Her thoughts on his potential as a fiber artist has him puffing up his burly chest with pride. "Oh, d'ye think so? I darn me own shirts an' patch up me trousers when I need to, but... actually bein' able tae make summat would be lovely, I think. I could even clear out a patch o' forest an' grow flax fer makin' linen fiber." He sips his tea thoughtfully. "Just have tae learn how tae spin the stuff. But it cannae be any harder than forgin' armor. Can it?"

Cor'lana finishes her sip of tea and sets it back down on the table, going to refill it. The mood is so much lighter now that she's let Dirk in on the secret and that they've talked about a mutual point of pain for them both. "I think, Dirk, if you really put your mind to it, you'd find it's nearly as hard as you might think--although perhaps troublesome in its own ways," she says.

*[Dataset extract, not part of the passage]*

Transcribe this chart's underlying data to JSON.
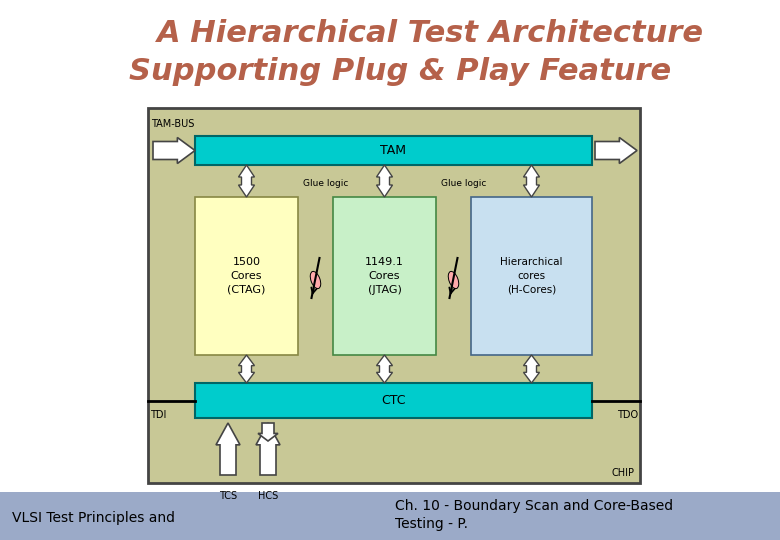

She gives a sort of lift up in the air with her teacup then, almost like a little toast. "After all, Dirk, you're a creator of things," she says. "And that's precious in of itself. And maybe in times like these, where we're not beset by evil around every corner--it's meant for rest. And it's meant for creation... and recreation."

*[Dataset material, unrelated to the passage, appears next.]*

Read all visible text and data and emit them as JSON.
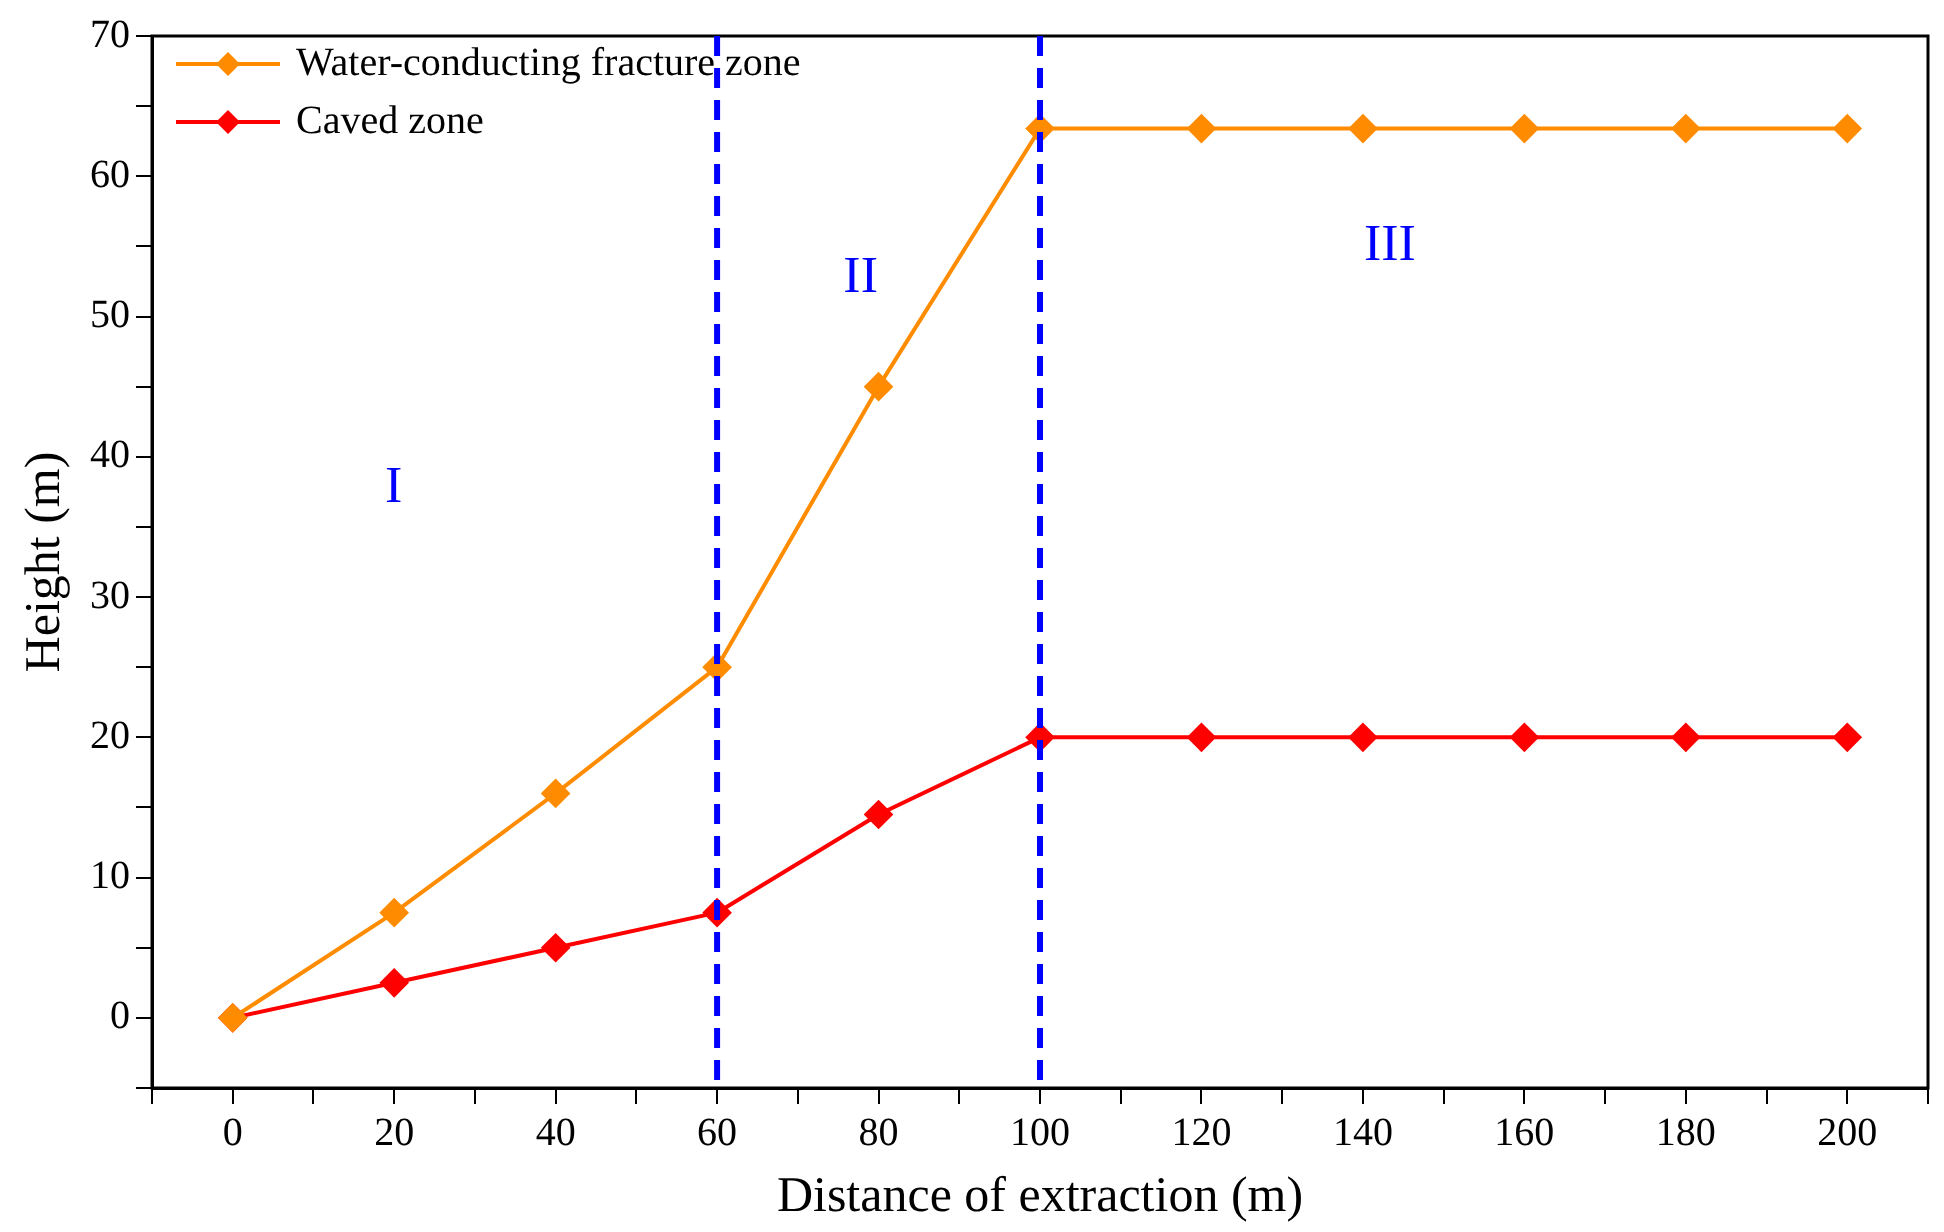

Dirk nods his head. "True talk, lassie, true talk," he says. "It's said that Reos made us tae be His tools, tae give shape tae Ea's face." He grunts a bit. "'course, that dinnae really apply to me. I'll take a grove o' trees over dead stone any day o' the week, thanks verra much. But aye. There's summat upliftin' about makin' summat that wasnae there before." He sips from his teacup, rumbling a soft chuckle. "Well. When you an' Telamon do get around tae havin' a family, maybe I'll be ready tae knit some wee booties fer the bairns."

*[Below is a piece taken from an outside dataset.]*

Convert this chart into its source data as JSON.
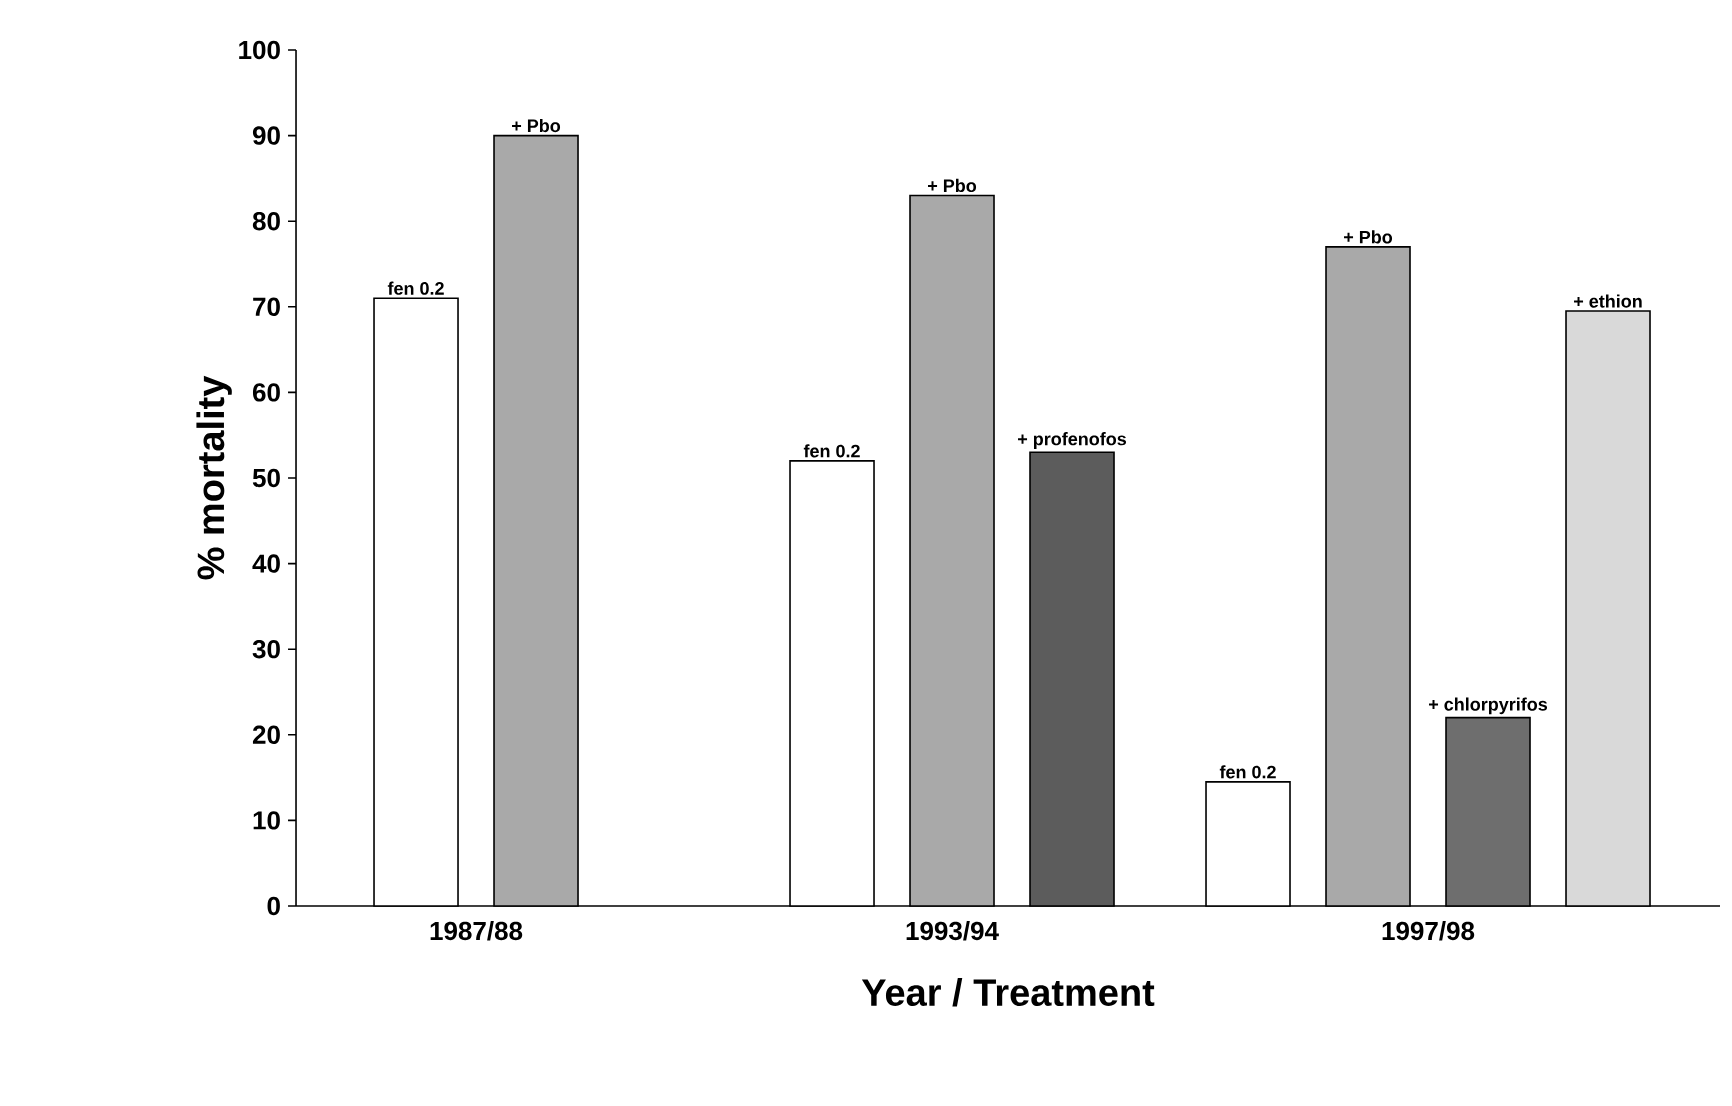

He snaps his fingers. "That reminds me!" He gulps down his tea and hops to his feet, trundling out the door to his cart. He comes back in a moment later with a flat package wrapped in cloth. When he pulls said cloth aside, it's revealed to be a baby's mobile. A hoop of forged steel with a chain to hang it from the ceiling, and a small clockwork box suspended in the center. All around the hoop's edge are smaller chains. Some hold carefully crafted prisms, while others hold little ravens in flight, enameled white with tiny blue chips of crystal for eyes. Grinning broadly, he holds the mobile up by its chain and gently turns the key to wind the clockworks. The hoop begins to rotate. The prisms catch the light and throw shimmering patterns onto the wall like starlight, while the ravens slowly beat their wings. All the while, a delicate tune plays. "Thought this might be summat nice tae help the wee ones drift off tae sleep," he says, offering the mobile out with a sheepish smile.

Cor'lana beholds the baby mobile and she just grins so broadly, her violet eyes dancing in delight. "Oh, Dirk!" she exclaims softly. "This is amazing! It's absolutely gorgeous. Look at all of those tiny little Pothy-birds. Oh gods and stars above."

She takes the package and cradles it almost gently. "I can hardly believe you made that in an afternoon, Dirk," she says in a completely complimentary fashion. "It's astounding work. You're right--we'll hold onto it for when we do have children, for real. I'm not sure how long it'll be from now, but..."

She chuckles. "I suppose we'll find out at some point in the future," she concludes.

On goes life in the Lúpecyll-Atlon household.